Ia juga meminta masyarakat memperhatikan isi pasal 45a ayat (1) yang berbunyi dengan sengaja dan tanpa hak menyebarkan berita bohong dan menyesatkan yang merugikan konsumen. Kemudian ayat (2) yang berisi tentang dengan sengaja dan tanpa hak menyebarkan informasi yang ditujukan untuk menimbulkan rasa kebencian atau permusuhan individu dan/atau kelompok masyarakat tertentu atas SARA.
Lalu, pasal 45b tentang ancaman kekerasan atau menakut-nakuti yang ditujukan secara pribadi.
“Kalau ingin menyampaikan kritik dengan unjuk rasa, baca dan simak UU Nomor 9/1998 tentang Kemerdekaan Menyampaikan Pendapat di Muka Umum,” tuturnya.

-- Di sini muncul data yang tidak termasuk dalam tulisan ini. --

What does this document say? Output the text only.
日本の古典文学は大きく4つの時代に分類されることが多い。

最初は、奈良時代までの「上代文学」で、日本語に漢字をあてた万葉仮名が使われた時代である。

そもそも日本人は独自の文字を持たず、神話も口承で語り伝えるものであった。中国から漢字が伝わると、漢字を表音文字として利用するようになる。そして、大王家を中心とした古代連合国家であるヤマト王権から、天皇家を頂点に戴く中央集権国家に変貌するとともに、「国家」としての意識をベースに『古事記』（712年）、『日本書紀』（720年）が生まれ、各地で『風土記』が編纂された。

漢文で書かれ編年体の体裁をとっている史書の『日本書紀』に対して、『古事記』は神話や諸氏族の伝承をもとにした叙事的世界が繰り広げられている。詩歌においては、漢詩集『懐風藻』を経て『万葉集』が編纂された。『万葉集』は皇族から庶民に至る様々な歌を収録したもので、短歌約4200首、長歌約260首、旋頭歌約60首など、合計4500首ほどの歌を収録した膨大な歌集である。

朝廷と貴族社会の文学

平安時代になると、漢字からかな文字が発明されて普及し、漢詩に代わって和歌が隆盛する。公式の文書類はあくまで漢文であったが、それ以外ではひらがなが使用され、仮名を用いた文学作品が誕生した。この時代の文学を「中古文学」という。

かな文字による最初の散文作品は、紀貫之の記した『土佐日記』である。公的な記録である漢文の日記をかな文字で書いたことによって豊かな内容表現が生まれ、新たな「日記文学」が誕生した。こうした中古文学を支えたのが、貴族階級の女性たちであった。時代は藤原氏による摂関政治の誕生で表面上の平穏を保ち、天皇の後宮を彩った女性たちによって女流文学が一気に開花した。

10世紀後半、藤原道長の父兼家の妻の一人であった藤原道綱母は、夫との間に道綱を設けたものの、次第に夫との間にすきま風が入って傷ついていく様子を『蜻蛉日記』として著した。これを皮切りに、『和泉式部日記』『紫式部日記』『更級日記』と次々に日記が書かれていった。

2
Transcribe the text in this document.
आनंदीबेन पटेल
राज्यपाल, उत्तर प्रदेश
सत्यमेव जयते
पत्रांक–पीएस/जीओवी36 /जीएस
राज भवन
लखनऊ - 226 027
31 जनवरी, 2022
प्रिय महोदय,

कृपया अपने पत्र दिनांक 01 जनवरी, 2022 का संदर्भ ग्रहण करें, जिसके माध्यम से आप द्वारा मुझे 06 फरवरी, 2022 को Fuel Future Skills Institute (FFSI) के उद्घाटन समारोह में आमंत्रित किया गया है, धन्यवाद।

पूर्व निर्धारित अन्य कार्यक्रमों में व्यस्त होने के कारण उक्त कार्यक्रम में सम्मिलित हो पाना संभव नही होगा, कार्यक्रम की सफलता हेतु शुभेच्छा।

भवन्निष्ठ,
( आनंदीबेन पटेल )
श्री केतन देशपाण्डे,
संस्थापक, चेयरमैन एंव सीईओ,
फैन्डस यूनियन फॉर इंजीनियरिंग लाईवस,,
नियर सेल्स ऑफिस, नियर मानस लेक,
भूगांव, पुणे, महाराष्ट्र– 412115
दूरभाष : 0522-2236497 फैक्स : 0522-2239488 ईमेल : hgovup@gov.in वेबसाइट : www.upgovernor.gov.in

Tenaga Ahli Utama Kepala Staf Kepresidenan (KSP), Donny Gahral, menambahkan bahwa pemerintah tidak antikritik. Kritik dari masyarakat, ujar Donny, dianggap sebagai masukan untuk memperbaiki kinerja pemerintah di masa depan.
“Jadi prinsipnya pemerintah tidak antikritik. Setiap hari pemerintah dihujani kritik dari berbagai komponen masyarakat, individu, ormas, akademisi, toh semua tidak kemudian dibungkam,” ungkap Donny kepada wartawan, di Jakarta, Sabtu (13/2).
Menurutnya, kalaupun ada pihak yang mengadukan kritikan kepada pihak kepolisian, aduan tersebut bukan berasal dari pemerintah. Selain itu, apabila memang tidak ditemukan unsur pidana, maka laporan tersebut biasanya tidak akan diproses oleh pihak yang berwajib.
“Mereka tidak terafiliasi kepada pemerintah. Jadi dalam demokrasi itu wajar. Ada yang pro ada yang anti. Dua-duanya punya pendukung masing-masing. Kalau pemerintah dikiritik pasti ada pendukung yang bereaksi. Sejauh reaksinya wajar ya tidak ada masalah. Kalau berlebihan, kelewat batas, ya pasti akan diproses hukum,” jelasnya.
Pemerintah, kata Donny, hanya bisa mengimbau pendukung untuk tidak melaporkan kritikan masyarakat kepada pihak kepolisian karena pendukung berada di luar pemerintahan. Pihaknya berharap semua hal yang dilakukan tetap mengikuti peraturan yang ada dan tidak melanggar hukum.
“Masyarakat tidak perlu khawatir, sejauh masukan itu berbasis data, fakta, argumen yang kuat, pasti akan diterima. Misalnya soal bansos. Ada kritik nggak tepat sasaran, ada data yang salah, ada orang yang sudah meninggal tetap dapat, itu kan kritik yang kemudian ditindaklanjuti dengan perbaikan,” pungkasnya.